Still smiling, he narrowed his eyes, and how could Claire explain what it meant to her that Glenn Gould had listened to her play the andante of the second twenty years before in a competition she had lost and been moved by it? She couldn’t, so instead, she resorted to the stratagem that twenty years of living with a strong, self-centered man had taught her to perfect. “So, tell me about you.”

“I’m a librarian—I think I mentioned that.” Ben made a funny little moue, and at this evidence of wit, Claire laughed, deciding she liked him. “I can claim credit for this exhibit, though.” His nod returned her to the wall. “Next to Conuropsis is Say’s least shrew, from the Viviparous Quadrupeds. Not one of Audubon’s more attractive renderings, to be perfectly frank. All these prints came to us from the Harlow family, who also bequeathed us Samuel Hilliard’s diary, which I expect you know….” His eyebrows—which bore a familial resemblance to his hair—formed an interrogatory arch.

“I don’t think I do,” Claire said. “Should I?”

“It contains a reference to the disappearance at your house.”

She blinked. “Disappearance? At my house? Wando Passo?”

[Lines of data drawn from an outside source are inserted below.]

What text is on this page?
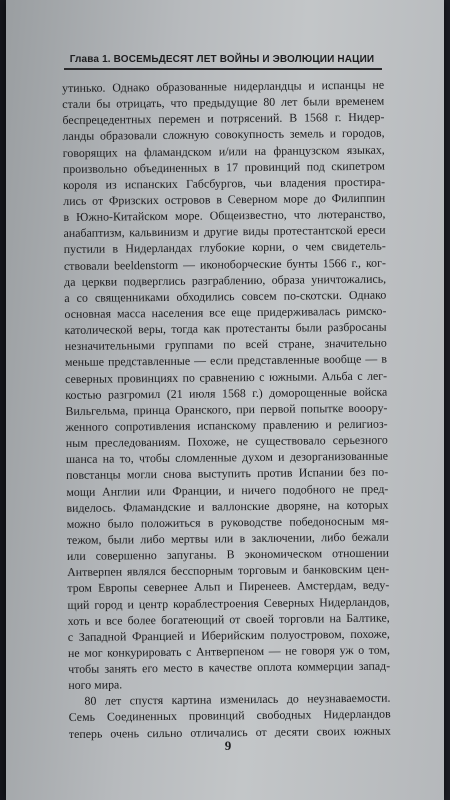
Глава 1. ВОСЕМЬДЕСЯТ ЛЕТ ВОЙНЫ И ЭВОЛЮЦИИ НАЦИИ
утинько. Однако образованные нидерландцы и испанцы не
стали бы отрицать, что предыдущие 80 лет были временем
беспрецедентных перемен и потрясений. В 1568 г. Нидер-
ланды образовали сложную совокупность земель и городов,
говорящих на фламандском и/или на французском языках,
произвольно объединенных в 17 провинций под скипетром
короля из испанских Габсбургов, чьи владения простира-
лись от Фризских островов в Северном море до Филиппин
в Южно-Китайском море. Общеизвестно, что лютеранство,
анабаптизм, кальвинизм и другие виды протестантской ереси
пустили в Нидерландах глубокие корни, о чем свидетель-
ствовали beeldenstorm — иконоборческие бунты 1566 г., ког-
да церкви подверглись разграблению, образа уничтожались,
а со священниками обходились совсем по-скотски. Однако
основная масса населения все еще придерживалась римско-
католической веры, тогда как протестанты были разбросаны
незначительными группами по всей стране, значительно
меньше представленные — если представленные вообще — в
северных провинциях по сравнению с южными. Альба с лег-
костью разгромил (21 июля 1568 г.) доморощенные войска
Вильгельма, принца Оранского, при первой попытке вооору-
женного сопротивления испанскому правлению и религиоз-
ным преследованиям. Похоже, не существовало серьезного
шанса на то, чтобы сломленные духом и дезорганизованные
повстанцы могли снова выступить против Испании без по-
мощи Англии или Франции, и ничего подобного не пред-
виделось. Фламандские и валлонские дворяне, на которых
можно было положиться в руководстве победоносным мя-
тежом, были либо мертвы или в заключении, либо бежали
или совершенно запуганы. В экономическом отношении
Антверпен являлся бесспорным торговым и банковским цен-
тром Европы севернее Альп и Пиренеев. Амстердам, веду-
щий город и центр кораблестроения Северных Нидерландов,
хоть и все более богатеющий от своей торговли на Балтике,
с Западной Францией и Иберийским полуостровом, похоже,
не мог конкурировать с Антверпеном — не говоря уж о том,
чтобы занять его место в качестве оплота коммерции запад-
ного мира.
80 лет спустя картина изменилась до неузнаваемости.
Семь Соединенных провинций свободных Нидерландов
теперь очень сильно отличались от десяти своих южных
9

“You don’t know the story?”

“I don’t believe I do.”

“Good morning, Deanna,” he said. “Join us. Claire, you know Deanna Holmes, don’t you? Deanna, Claire DeLay.”

“We’ve met,” said the assistant dean, a woman in heavy-framed designer glasses, mahogany-toned lipstick, and basic black, like Ben.

“Deanna was on my interview committee,” Claire said, beginning to doubt the wisdom of her suit, which seemed altogether too much like a drink with an umbrella in a cored-out pineapple on a black lacquer tray of dry martinis, up. “She had to tell me what a vita was. How embarrassing was that!”

“Yes,” Deanna agreed, “but here you are. How does it feel?”